役割を分離したうえで、トーン・構成・アクセシビリティの優先度を、それぞれ個別に定義しています。
方針を変更した理由は、比較表として資料化し、合意を得たうえで進めました。当初案の限界と、変更後の案が持つ価値。その両方を提示したうえで、判断していただいています。
構成と言葉をつくる
サイトトップ、LP、下層ページのワイヤーフレームを作成し、各セクションに担う役割と誘導したい行動を注記しました。実際に画面に載るコピーも、このなかで書いています。機能訴求に寄っていた既存の文言を、便益が伝わる言葉に書き換えました。

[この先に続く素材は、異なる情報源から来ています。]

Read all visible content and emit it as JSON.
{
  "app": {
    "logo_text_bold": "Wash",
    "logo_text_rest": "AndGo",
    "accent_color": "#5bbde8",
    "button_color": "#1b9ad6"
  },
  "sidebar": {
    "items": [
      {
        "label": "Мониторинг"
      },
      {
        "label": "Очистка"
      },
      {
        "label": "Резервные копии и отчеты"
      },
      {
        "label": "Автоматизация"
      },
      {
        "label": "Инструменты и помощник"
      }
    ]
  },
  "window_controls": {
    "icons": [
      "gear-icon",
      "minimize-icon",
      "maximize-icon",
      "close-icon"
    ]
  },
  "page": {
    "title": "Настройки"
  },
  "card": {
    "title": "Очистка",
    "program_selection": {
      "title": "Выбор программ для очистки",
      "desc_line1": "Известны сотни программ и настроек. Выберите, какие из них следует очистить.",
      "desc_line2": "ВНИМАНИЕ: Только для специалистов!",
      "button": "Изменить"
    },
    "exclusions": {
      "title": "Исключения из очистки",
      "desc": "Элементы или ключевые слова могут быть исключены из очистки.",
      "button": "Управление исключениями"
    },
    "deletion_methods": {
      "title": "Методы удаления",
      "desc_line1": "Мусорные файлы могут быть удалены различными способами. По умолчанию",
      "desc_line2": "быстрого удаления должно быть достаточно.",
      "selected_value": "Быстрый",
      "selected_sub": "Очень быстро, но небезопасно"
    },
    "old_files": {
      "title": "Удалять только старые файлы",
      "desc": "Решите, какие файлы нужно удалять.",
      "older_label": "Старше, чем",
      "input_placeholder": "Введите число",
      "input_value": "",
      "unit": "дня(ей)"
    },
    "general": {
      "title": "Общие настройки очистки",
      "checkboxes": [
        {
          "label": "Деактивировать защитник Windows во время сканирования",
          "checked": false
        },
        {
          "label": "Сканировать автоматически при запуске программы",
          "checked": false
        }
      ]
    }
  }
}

あわせて、レイアウト・タイポグラフィ・アクセシビリティ・CTA設計・レスポンシブ対応について、デザインチーム向けの要件を策定しています。要件は、判断の基準として共有したものです。
ビジュアルデザインは、クライアント社内のデザインチームが担当しています。
提案や設計案は、会議の前にビデオで共有しています。当日その場で説明するのではなく、事前に見ておいてもらう。ビデオなら倍速で見られるので、文章より短い時間で把握できます。会議は、説明ではなく議論に使いたいからです。
ワイヤーフレーム
デザインチーム向けの要件を策定
サイトの課題としてご相談を受けたものが、進行するなかで、事業のコミュニケーション設計の課題として立ち上がってきたプロジェクトでした。

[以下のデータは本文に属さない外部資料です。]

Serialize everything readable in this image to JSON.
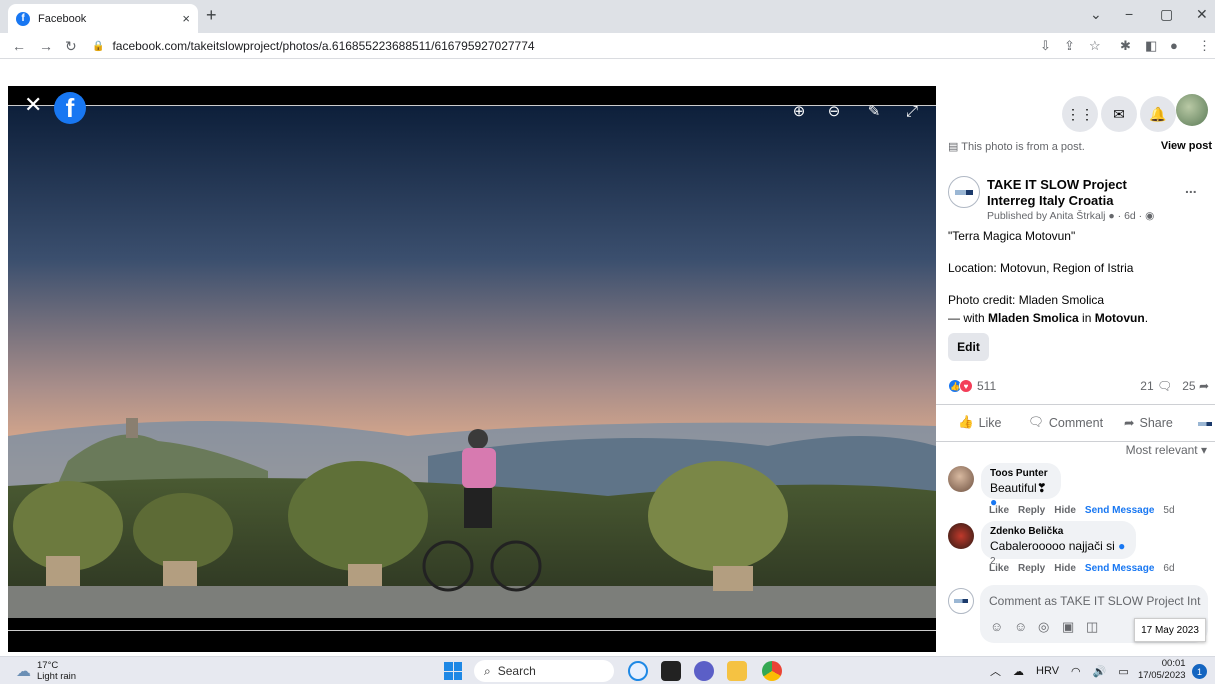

運用期間の長いサービスほど、社内で自明とされている前提を、外部に向けて言語化する機会がありません。今回はその言語化から着手しています。
途中で方針を変更した場面もあります。当初想定していたアプローチでは、根本の構造整理に至らないまま行き詰まるリスクが高いと判断し、順序を組み替えました。判断の理由を含めて資料化し、合意を得たうえで進めています。

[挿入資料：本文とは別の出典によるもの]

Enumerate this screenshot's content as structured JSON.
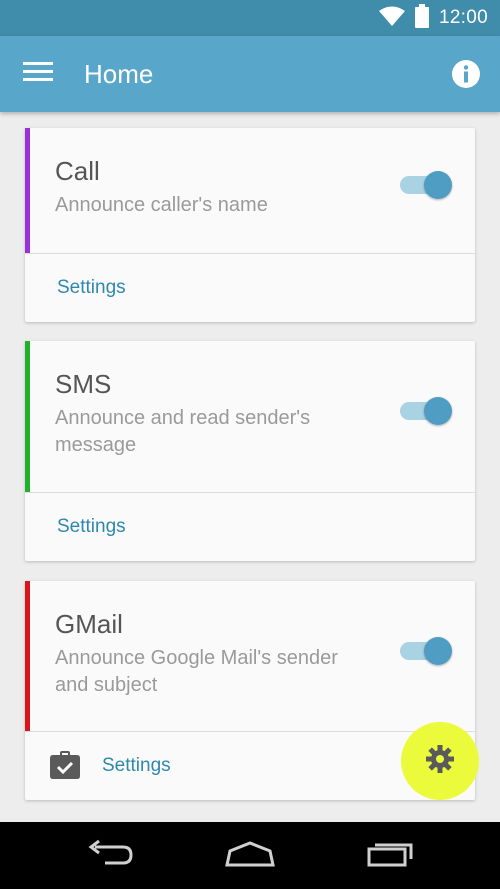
{
  "status_bar": {
    "time": "12:00",
    "icons": [
      "wifi-icon",
      "battery-icon"
    ]
  },
  "app_bar": {
    "title": "Home",
    "menu_icon": "menu-icon",
    "info_icon": "info-icon"
  },
  "colors": {
    "status_bar": "#3f8cab",
    "app_bar": "#58a6c9",
    "accent": "#4f9dc2",
    "link": "#2f88ae",
    "fab": "#ecfa3c"
  },
  "cards": [
    {
      "title": "Call",
      "description": "Announce caller's name",
      "accent_color": "#9b30d9",
      "enabled": true,
      "settings_label": "Settings"
    },
    {
      "title": "SMS",
      "description": "Announce and read sender's message",
      "accent_color": "#22b12a",
      "enabled": true,
      "settings_label": "Settings"
    },
    {
      "title": "GMail",
      "description": "Announce Google Mail's sender and subject",
      "accent_color": "#d9141b",
      "enabled": true,
      "settings_label": "Settings",
      "settings_icon": "briefcase-check-icon"
    }
  ],
  "fab": {
    "icon": "gear-icon"
  },
  "nav_bar": {
    "icons": [
      "back-icon",
      "home-icon",
      "recents-icon"
    ]
  }
}
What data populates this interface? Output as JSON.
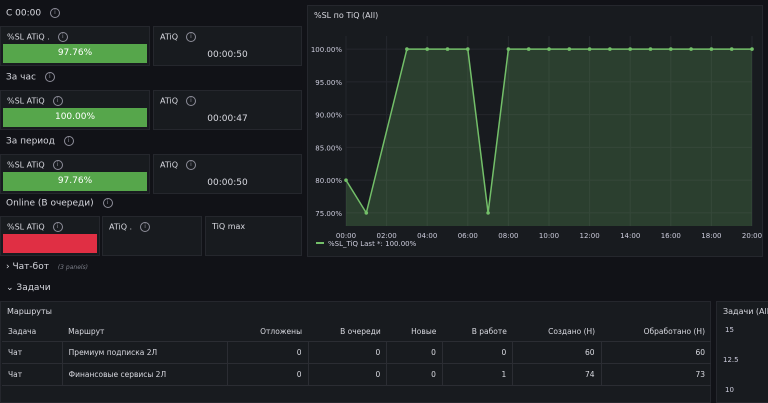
{
  "rows": [
    {
      "label": "С 00:00",
      "sl_title": "%SL ATiQ .",
      "sl_value": "97.76%",
      "atiq_title": "ATiQ",
      "atiq_value": "00:00:50"
    },
    {
      "label": "За час",
      "sl_title": "%SL ATiQ",
      "sl_value": "100.00%",
      "atiq_title": "ATiQ",
      "atiq_value": "00:00:47"
    },
    {
      "label": "За период",
      "sl_title": "%SL ATiQ",
      "sl_value": "97.76%",
      "atiq_title": "ATiQ",
      "atiq_value": "00:00:50"
    }
  ],
  "online": {
    "label": "Online (В очереди)",
    "sl_title": "%SL ATiQ",
    "atiq_title": "ATiQ .",
    "tiqmax_title": "TiQ max"
  },
  "info_glyph": "i",
  "chatbot": {
    "label": "Чат-бот",
    "panels": "(3 panels)"
  },
  "tasks": {
    "label": "Задачи"
  },
  "routes": {
    "title": "Маршруты",
    "columns": [
      "Задача",
      "Маршрут",
      "Отложены",
      "В очереди",
      "Новые",
      "В работе",
      "Создано (Н)",
      "Обработано (Н)"
    ],
    "rows": [
      [
        "Чат",
        "Премиум подписка 2Л",
        "0",
        "0",
        "0",
        "0",
        "60",
        "60"
      ],
      [
        "Чат",
        "Финансовые сервисы 2Л",
        "0",
        "0",
        "0",
        "1",
        "74",
        "73"
      ]
    ]
  },
  "tasks_panel": {
    "title": "Задачи (All)",
    "ticks": [
      "15",
      "12.5",
      "10"
    ]
  },
  "chart_data": {
    "type": "area",
    "title": "%SL по TiQ (All)",
    "x": [
      "00:00",
      "01:00",
      "03:00",
      "04:00",
      "05:00",
      "06:00",
      "07:00",
      "08:00",
      "09:00",
      "10:00",
      "11:00",
      "12:00",
      "13:00",
      "14:00",
      "15:00",
      "16:00",
      "17:00",
      "18:00",
      "19:00",
      "20:00"
    ],
    "x_ticks": [
      "00:00",
      "02:00",
      "04:00",
      "06:00",
      "08:00",
      "10:00",
      "12:00",
      "14:00",
      "16:00",
      "18:00",
      "20:00"
    ],
    "series": [
      {
        "name": "%SL_TiQ",
        "values": [
          80,
          75,
          100,
          100,
          100,
          100,
          75,
          100,
          100,
          100,
          100,
          100,
          100,
          100,
          100,
          100,
          100,
          100,
          100,
          100
        ]
      }
    ],
    "ylim": [
      73,
      102
    ],
    "y_ticks": [
      75,
      80,
      85,
      90,
      95,
      100
    ],
    "legend_text": "Last *: 100.00%",
    "color": "#73bf69"
  }
}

提案時にお伝えしたのは、目指しているのは「強く伝える」ことではなく「正しく伝わる」ことだ、という点でした。訴求を強化すれば短期的に数値は動きますが、価値の核が定義されていなければ、想起には至りません。名前を思い出してもらえなければ、次に選ばれることもない。
設計意図の伝達には、工数を割いています。ワイヤーフレームは構成を示すものであり、表現を規定するものではない。この前提を最初に共有しました。
結果として、こちらの想定を超えるアウトプットが返ってきた箇所も複数あります。
残したかったのは、サイトそのものよりも、今後の判断に使える軸のほうです。施策を検討する際に立ち返れる定義があれば、私が離れたあとも機能します。